To go from a smooth waveform to one that is clipped involves very precise bursts of high frequency distortion to cancel out the crests of the signal just right so it stays at the saturation level. A lossy encoder that operates in the frequency domain simply isn't going to maintain the clipped level. Just a little difference in the phase of the different frequencies, totally inaudible to human listeners, will totally disrupt that cancellation.

So while a natural recording with a maximum amplitude of -.5dB probably has enough headroom, a recording clipped at that level doesn't, since any tiny change in the frequency domain can mess with the time domain max amplitude.

Suppose the unclipped version of your recording was peaking at 4 dB above full scale. To give that unclipped version enough headroom, you'd reduce the level by 4.5 dB.

Even though your version would have a max amplitude 4.5dB lower than the original, it would need to be reduced to give sufficient headroom. The only case where that wouldn't be true would be something like a square wave, where clipping does exactly the same thing as reducing the volume.

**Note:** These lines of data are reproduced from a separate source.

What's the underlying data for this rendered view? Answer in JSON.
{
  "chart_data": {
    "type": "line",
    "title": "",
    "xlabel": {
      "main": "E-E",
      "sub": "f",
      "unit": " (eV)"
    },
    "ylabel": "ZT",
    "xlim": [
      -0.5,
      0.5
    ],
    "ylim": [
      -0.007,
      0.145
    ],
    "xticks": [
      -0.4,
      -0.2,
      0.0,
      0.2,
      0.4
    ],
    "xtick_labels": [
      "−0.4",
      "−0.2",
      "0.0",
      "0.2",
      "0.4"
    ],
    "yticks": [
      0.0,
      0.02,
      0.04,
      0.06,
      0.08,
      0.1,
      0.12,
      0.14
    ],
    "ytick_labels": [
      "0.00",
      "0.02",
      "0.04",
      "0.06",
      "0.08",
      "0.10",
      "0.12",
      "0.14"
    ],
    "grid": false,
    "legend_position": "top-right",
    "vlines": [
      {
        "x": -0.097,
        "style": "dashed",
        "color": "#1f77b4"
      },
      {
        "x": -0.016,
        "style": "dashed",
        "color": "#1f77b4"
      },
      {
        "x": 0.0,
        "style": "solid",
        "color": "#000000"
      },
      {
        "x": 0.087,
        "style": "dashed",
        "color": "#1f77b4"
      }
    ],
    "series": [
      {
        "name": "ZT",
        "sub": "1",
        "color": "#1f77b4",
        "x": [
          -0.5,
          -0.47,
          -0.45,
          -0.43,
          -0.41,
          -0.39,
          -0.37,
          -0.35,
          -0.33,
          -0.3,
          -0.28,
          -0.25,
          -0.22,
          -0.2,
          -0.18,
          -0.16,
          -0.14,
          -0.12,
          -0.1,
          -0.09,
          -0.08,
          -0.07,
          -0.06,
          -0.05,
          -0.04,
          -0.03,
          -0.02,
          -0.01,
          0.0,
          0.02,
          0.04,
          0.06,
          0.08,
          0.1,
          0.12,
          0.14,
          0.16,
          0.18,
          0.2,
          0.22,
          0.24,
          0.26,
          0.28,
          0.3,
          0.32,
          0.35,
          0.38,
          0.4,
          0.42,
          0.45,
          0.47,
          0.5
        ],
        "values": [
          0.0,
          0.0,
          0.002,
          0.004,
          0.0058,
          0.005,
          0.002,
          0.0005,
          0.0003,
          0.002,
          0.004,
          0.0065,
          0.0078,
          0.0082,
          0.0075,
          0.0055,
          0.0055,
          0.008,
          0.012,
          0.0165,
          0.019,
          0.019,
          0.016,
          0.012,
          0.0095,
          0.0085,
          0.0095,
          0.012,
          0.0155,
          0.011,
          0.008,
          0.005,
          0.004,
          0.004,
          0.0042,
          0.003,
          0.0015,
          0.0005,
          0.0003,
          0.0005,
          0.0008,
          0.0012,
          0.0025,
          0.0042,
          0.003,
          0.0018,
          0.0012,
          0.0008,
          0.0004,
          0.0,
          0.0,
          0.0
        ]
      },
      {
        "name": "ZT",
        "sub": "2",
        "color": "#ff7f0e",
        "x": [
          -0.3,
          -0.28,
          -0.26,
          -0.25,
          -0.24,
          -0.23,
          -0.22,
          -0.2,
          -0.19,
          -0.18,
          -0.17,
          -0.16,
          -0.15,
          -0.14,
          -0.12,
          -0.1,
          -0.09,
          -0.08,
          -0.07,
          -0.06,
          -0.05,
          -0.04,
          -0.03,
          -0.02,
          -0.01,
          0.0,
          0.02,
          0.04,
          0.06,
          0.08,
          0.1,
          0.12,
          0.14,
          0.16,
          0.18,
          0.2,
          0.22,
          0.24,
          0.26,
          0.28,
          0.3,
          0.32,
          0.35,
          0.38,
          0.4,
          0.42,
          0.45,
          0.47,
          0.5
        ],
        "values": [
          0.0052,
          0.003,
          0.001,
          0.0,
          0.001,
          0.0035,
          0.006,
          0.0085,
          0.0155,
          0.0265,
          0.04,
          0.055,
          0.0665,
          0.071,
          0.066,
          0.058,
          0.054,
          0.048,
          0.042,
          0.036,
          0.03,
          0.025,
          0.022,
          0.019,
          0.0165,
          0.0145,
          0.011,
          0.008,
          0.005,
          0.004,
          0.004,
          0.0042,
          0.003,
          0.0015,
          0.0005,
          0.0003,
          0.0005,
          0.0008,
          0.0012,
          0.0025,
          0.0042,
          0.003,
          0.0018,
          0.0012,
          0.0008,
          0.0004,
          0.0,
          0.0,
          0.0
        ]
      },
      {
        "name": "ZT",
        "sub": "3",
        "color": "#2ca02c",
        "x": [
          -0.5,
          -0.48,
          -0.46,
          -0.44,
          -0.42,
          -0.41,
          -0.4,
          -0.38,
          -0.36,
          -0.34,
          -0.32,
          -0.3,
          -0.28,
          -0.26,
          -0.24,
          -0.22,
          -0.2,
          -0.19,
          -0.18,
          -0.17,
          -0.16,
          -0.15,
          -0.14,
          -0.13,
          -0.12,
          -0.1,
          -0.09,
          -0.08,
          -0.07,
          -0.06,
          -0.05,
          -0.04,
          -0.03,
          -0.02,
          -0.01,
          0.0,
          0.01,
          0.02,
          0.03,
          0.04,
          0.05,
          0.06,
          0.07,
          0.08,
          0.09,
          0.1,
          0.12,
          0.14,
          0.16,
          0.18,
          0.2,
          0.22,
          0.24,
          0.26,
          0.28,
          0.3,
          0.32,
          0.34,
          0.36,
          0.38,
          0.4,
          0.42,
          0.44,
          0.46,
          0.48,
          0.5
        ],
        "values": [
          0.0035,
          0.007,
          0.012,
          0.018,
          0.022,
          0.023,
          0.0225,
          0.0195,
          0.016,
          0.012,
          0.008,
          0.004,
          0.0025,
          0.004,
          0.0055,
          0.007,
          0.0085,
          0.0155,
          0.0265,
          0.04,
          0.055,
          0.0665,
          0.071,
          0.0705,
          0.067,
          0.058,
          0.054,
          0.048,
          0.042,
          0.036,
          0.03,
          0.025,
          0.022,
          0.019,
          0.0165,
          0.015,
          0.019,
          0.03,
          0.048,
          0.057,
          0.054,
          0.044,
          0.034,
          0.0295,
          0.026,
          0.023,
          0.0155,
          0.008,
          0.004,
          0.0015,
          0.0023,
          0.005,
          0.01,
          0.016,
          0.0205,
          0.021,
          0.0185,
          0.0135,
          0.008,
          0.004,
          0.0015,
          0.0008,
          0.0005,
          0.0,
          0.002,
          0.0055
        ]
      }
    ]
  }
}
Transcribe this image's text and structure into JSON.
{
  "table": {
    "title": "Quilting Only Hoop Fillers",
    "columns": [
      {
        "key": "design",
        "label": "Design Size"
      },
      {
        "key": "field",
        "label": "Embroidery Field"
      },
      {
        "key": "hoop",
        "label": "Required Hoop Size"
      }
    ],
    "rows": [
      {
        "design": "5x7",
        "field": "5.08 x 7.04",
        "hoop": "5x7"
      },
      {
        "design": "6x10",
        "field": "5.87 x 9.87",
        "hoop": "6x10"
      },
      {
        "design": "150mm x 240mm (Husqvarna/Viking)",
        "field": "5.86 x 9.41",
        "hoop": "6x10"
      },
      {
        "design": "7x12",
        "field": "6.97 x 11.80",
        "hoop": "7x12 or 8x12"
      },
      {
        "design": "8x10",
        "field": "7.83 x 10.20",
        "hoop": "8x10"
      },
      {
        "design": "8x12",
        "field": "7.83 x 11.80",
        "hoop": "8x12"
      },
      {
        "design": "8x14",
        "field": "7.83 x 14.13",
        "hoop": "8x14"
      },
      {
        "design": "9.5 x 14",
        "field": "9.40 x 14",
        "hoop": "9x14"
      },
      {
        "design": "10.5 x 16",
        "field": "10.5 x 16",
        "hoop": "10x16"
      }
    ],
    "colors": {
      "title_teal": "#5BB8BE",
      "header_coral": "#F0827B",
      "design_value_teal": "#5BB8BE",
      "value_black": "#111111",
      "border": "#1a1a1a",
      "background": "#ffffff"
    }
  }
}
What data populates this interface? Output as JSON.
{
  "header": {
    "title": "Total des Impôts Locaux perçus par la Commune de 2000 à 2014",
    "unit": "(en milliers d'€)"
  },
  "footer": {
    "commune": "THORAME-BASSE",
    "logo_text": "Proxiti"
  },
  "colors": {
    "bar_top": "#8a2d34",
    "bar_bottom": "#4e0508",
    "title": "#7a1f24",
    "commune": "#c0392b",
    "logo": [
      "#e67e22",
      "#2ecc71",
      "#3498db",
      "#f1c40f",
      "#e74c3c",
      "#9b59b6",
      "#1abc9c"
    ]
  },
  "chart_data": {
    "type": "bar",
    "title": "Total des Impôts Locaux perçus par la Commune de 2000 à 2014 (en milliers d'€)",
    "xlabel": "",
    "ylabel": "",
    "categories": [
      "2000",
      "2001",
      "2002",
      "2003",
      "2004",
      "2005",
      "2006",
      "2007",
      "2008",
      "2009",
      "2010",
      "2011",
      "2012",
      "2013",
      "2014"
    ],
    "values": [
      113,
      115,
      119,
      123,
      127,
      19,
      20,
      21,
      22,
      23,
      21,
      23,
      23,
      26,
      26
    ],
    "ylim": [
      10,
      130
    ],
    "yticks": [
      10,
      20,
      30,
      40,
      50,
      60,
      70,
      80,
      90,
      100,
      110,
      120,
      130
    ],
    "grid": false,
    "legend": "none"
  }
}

It probably would need to be reduced by at least 2dB and might conceivably need to be reduced by up to the entire 4dB.

Note that though Opus has increased the recording's maximum amplitude, Opus is very unlikely to have made your recording any louder- if you decode the opus file to floating point (so the output isn't clipped but can go beyond full scale) and measure it with ReplayGain, EBU R128 tools, etc the human-perceived loudness will be the same as the original track.

Opusenc.exe raises volume of encoded track

Reply #11
Deathcrow, your screenshot is a prime example of clipped audio.
You see how the many peaks reach a maximum point?


Yes, you are right. I know what you are all speaking about now and I have seen it many times (clipped audio below the maximum level). This can be easily seen when looking at the wave-form zoomed in. Have a look at some of the peaks in this case:

.

In any case I was referring to the red clipping lines above maximum volume that were visible in the encode, when talking about the introduction (!) of clipping. Maybe it was just a misunderstanding.

(*) This is an example from a recent release (guess which ), which is usually what I'd describe as "badly clipped":

That's just sad. The sound has been mangled by the loudness war beyond any recognition.